I miss my blog … It was my voice. As an introvert, and someone who feels like I lead such an incredibly different life than most of the people I know or work with, I do much less talking and much more listening. I can tell you so much about each of my co-workers, for example, but I am not so sure they can tell you as much about me!
And yet, I have opinions (not as strong as seemingly many other’s) and ideas (occasionally irrational) and my own deep thoughts to share (which sometimes causes the few I tell to look confused and either change the subject or end the conversation?!). I think that’s why I like being alone in my own company, or at least, safely at home with those who know me best and understand what our lives have been … I miss having a sounding board.
I don’t want to let the past define me, and yet, the consequences of it have dictated the unconventional position we are in. Don’t get me wrong – I have a few friends here; my co-workers are caring people; my boss is a good, Christian business owner; and we are slowly reconciling ourselves to our little church where God has so clearly led us. It is a good life; it just isn’t the path I thought we’d follow.
So, as 2020 looms ahead – right now, in the “days between the years,” I feel like if I want the new year to go by as disjointed as this year has, then I need to continue to wallow in my self-absorbed thoughts. BUT if I want 2020 to be BETTER, I have to change some things. You may know one definition of FUTILITY: doing the same things over and over again and expecting different results. It doesn’t work. Something’s gotta give!
- My heart feels cold….hardened. I am not mad at God, by any means, I think I’ve sort of given up on Him. I have forgotten that He is always at work. Our Christmas sermon was about “Emmanuel: God with us” – and how we forget He is STILL with us, always with us, daily with us. He dwells where we can talk to Him and listen to Him.
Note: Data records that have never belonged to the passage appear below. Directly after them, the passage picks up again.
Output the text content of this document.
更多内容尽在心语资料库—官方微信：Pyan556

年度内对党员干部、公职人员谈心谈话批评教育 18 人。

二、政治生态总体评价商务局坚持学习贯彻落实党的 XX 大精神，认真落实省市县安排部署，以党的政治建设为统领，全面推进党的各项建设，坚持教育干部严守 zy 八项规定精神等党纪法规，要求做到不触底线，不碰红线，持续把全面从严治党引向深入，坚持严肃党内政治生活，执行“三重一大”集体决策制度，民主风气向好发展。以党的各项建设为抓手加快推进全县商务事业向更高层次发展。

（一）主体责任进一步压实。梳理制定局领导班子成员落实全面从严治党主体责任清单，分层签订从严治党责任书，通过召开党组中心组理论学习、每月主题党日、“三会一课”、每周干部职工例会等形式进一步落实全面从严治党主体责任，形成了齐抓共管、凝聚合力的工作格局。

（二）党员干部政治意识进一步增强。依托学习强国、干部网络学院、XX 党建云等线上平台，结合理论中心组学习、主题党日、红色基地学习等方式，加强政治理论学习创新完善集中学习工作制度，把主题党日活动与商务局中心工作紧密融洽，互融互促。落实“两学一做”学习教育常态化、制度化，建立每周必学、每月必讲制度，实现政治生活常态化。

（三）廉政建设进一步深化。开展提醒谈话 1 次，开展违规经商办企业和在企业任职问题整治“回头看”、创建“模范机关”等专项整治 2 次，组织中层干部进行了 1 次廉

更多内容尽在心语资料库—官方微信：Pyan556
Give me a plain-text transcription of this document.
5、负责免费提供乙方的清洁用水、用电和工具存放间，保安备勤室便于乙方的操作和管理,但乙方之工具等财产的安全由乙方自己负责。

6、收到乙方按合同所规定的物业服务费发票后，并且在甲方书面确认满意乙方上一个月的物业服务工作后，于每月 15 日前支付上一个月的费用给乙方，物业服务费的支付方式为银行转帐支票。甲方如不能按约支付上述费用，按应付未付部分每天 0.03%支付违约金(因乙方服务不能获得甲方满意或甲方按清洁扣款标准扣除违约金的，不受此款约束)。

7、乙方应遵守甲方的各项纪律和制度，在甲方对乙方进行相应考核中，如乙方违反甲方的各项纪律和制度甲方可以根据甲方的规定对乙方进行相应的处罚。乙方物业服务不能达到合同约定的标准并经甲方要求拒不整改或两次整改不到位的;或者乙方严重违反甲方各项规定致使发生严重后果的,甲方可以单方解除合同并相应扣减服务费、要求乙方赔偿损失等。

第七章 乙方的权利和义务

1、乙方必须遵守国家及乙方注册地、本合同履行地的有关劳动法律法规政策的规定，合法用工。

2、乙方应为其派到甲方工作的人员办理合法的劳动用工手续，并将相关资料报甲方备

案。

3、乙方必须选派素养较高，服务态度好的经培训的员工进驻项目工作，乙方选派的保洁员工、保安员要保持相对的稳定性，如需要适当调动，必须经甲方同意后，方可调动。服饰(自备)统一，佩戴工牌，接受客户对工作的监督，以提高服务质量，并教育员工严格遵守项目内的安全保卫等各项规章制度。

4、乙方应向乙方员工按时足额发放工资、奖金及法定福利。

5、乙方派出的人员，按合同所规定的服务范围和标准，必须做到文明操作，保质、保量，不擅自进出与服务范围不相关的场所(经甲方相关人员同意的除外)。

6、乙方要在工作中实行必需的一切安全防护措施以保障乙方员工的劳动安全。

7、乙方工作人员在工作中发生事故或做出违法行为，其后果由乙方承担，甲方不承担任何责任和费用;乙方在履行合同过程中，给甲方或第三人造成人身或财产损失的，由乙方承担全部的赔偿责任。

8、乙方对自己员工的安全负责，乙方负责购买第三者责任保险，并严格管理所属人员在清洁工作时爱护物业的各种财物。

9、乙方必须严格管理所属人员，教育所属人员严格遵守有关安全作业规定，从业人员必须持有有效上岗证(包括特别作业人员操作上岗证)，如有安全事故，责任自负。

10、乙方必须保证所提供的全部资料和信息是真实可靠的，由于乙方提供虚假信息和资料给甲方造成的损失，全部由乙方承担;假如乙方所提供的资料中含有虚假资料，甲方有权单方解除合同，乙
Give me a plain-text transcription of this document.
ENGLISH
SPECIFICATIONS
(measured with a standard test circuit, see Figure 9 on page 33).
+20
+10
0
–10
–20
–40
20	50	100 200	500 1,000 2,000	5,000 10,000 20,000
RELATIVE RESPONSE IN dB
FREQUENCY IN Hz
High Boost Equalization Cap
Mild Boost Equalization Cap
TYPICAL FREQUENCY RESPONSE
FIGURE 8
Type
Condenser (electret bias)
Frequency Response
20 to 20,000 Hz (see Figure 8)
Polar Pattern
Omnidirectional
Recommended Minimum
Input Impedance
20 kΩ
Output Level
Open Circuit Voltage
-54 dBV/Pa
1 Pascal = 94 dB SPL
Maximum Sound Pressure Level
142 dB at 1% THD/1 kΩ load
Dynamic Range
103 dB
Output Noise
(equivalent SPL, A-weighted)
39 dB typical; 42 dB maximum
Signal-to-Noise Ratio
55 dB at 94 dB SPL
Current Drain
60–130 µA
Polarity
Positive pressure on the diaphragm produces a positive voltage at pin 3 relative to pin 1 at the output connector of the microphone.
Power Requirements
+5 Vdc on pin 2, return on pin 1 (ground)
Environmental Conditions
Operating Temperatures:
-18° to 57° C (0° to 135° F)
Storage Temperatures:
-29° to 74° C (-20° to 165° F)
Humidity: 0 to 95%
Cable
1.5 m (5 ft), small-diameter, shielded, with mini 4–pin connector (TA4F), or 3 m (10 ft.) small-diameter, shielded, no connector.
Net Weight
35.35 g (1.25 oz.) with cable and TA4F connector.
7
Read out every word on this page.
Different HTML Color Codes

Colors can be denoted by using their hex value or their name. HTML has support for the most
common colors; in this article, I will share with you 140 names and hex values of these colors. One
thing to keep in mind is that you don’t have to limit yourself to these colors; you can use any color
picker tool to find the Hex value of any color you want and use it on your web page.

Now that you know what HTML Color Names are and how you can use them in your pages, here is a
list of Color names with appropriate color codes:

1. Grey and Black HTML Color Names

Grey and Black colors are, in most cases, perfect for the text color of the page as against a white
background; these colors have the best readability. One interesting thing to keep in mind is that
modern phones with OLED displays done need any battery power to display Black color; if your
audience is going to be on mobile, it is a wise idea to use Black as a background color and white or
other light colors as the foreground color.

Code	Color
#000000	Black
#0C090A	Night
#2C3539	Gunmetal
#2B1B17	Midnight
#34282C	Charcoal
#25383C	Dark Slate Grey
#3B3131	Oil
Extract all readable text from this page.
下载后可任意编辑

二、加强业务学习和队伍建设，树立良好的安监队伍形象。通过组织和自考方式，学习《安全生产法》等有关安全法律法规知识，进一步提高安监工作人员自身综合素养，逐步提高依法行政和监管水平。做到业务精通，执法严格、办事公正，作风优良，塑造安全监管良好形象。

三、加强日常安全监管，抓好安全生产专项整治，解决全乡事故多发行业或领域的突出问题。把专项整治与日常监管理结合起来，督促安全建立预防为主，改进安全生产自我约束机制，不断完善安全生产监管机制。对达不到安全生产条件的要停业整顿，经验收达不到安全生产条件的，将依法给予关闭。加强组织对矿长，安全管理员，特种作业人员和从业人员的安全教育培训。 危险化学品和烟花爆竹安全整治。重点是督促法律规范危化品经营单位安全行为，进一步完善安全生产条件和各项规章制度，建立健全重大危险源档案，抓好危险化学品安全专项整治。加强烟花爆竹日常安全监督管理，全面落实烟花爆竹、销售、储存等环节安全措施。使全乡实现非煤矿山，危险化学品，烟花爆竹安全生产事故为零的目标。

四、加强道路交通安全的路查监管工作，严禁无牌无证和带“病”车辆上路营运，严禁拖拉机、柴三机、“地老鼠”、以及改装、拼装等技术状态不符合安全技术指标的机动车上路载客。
- Budgeting is something I hate so very much. Oh, I can write up an amazing zero-balance budget … and then overspend it in a day. Often, it isn’t even my fault – there just always seems to be something that comes up – an unexpected expense. Christendom’s financial guru of today, Dave Ramsey’s baby step 1 is to have an emergency fund, but one can’t save up for one if you need to use it simultaneously … However, there has to be a way to achieve it, and I am cinching my proverbial money belt tighter, if possible!
- My attitude. The statement, “If momma ain’t happy, ain’t no body happy” rings so very true in our household. And it’s not that I’m UNhappy, I just spend my days often so very irritated and frustrated. It trickles down in sarcastic remarks and biting commentary. It’s got to change, and a lot of that relates back to step 1.
- Health. My husband was diagnosed as pre-diabetic this year. To avoid daily medication, he has determined to manage his blood sugar by diet and exercise. And so far, he’s lost about 27 lbs by making small changes. His doctor is so pleased, she has confirmed that he doesn’t need medication right now. I need to follow his example. I can’t do radical diets or follow strict plans, but I can make small changes too.
These are my thoughts for the days between the years … and perhaps, if I do continue to blog, I can look back and see that I made some changes (with God’s help!) in 2020. As goofballish as it sounds, 2020 is a blank page … clear, no mistakes in it, ready for a new story to be written. I hope and pray to make it a good one!